Where does classic blues-rock intersect with traditional folk music? That’s the question I asked myself when I first listened to Lessons From The Darkest Storms…, the second album by McHale’s Permanent Brew. Superficially it doesn’t but you could take any of these songs and rearrange them in a more acoustic style and nobody would raise an eyebrow. Think Michael Chapman and John Martyn. MPB are Paul and Frank McHale (paired guitars and vocals), bassist Stephen Houghton, Simon Lomax on keyboards and drummer Chris Orrell and they are definitely on the way up.
The opener, ‘Out Of Luck’, begins with processed guitars before crashing into the song with organ and drums predominating.
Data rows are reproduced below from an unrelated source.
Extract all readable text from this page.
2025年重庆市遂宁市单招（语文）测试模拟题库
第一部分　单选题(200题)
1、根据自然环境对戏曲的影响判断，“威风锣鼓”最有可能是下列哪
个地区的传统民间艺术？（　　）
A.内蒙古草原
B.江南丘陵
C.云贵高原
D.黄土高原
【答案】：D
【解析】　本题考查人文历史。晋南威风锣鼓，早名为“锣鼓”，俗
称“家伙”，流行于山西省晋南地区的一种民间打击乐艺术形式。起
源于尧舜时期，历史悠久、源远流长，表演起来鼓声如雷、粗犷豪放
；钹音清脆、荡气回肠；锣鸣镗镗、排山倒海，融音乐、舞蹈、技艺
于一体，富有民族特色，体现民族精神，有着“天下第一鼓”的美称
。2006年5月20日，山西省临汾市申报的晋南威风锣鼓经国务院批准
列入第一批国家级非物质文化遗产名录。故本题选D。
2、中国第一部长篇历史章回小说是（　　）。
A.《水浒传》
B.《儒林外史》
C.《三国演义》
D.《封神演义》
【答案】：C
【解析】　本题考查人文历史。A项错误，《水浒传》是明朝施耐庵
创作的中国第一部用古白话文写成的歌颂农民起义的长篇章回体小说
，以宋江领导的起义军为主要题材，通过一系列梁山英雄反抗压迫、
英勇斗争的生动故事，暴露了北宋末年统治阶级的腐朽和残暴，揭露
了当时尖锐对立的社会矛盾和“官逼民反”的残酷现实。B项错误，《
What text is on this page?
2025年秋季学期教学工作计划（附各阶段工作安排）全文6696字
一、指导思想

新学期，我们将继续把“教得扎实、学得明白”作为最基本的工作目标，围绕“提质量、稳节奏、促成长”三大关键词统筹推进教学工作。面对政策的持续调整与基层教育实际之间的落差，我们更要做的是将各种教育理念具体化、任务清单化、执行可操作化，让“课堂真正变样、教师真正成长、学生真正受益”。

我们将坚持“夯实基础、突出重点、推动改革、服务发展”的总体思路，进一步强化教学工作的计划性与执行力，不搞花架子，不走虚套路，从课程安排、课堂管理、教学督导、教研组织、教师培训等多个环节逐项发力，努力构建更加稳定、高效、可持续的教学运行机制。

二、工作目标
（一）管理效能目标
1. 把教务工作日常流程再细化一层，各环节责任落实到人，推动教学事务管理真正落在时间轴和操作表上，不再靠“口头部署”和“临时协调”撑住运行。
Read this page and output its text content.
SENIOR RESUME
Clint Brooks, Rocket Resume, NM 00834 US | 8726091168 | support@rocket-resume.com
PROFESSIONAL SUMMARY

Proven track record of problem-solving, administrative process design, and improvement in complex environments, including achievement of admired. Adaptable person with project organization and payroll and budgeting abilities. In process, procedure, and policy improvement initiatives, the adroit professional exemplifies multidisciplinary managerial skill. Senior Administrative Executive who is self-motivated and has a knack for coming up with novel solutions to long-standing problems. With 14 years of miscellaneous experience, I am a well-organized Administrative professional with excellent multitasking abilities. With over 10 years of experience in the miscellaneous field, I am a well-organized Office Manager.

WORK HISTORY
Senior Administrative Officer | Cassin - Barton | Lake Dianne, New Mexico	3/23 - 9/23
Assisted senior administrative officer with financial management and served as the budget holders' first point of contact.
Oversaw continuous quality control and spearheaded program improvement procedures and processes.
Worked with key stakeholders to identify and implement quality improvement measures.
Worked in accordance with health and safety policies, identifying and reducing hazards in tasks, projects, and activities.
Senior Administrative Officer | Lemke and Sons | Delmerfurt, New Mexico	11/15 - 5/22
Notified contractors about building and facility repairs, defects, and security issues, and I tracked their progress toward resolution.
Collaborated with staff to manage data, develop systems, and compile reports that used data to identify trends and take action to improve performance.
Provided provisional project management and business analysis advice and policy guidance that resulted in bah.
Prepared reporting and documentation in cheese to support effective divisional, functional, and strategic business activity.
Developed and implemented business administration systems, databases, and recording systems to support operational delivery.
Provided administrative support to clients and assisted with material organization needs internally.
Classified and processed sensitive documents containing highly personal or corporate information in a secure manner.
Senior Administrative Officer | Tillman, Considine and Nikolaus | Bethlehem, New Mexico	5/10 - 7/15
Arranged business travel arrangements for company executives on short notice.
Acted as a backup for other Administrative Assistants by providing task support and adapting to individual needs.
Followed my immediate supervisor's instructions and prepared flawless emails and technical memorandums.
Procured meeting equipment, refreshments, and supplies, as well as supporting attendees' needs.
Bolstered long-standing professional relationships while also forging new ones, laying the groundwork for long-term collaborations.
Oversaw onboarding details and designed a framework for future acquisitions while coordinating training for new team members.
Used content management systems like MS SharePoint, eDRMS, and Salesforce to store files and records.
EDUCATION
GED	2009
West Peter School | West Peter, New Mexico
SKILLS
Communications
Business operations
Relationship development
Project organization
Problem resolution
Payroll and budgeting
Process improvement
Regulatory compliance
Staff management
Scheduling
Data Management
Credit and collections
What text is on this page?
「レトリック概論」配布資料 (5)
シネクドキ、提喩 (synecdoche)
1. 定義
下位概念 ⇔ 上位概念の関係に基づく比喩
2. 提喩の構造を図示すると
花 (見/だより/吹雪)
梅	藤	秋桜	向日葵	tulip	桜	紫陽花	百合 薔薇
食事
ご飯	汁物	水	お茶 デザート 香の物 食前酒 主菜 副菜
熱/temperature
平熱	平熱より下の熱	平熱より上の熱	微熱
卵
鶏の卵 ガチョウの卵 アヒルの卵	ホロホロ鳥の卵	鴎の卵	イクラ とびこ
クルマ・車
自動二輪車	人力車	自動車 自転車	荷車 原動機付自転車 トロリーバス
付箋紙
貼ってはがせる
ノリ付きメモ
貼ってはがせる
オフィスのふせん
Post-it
The band is really tight with guitars and bass seamlessly laying down a foundation before the solo – probably Frank but I can’t be sure. ‘Dead Magpie’ is another rocker in a similar vein with more than a hint of Chapman. There are nine tracks and most allow time for musical exploration, two weigh in at over seven minutes, the first being ‘Drowning By Numbers’ with gentle rolling guitars taking the spotlight. You can hear how the band’s live shows might develop.
‘Breaking Smile’ opens with acoustic guitar but they’re only teasing. They do pause for breath with the rather lovely ‘Burn’ although they can’t resist a lead guitar flourish. ‘Angel On My Shoulder’ is a slow, brooding song with organ and big guitar chords and ‘Cracks’ is the second epic. Finally, ‘Look Up’ opens with a strummed acoustic guitar verses although there is an implied tension as you anticipate the arrival of the band – except that they don’t appear.
So, where does classic blues-rock intersect with traditional folk music? Certainly the last song on Lessons From The Darkest Storms… could turn up in a folk club although it’s far from traditional but there is something about the album that I rather like despite it being far from our usual fare.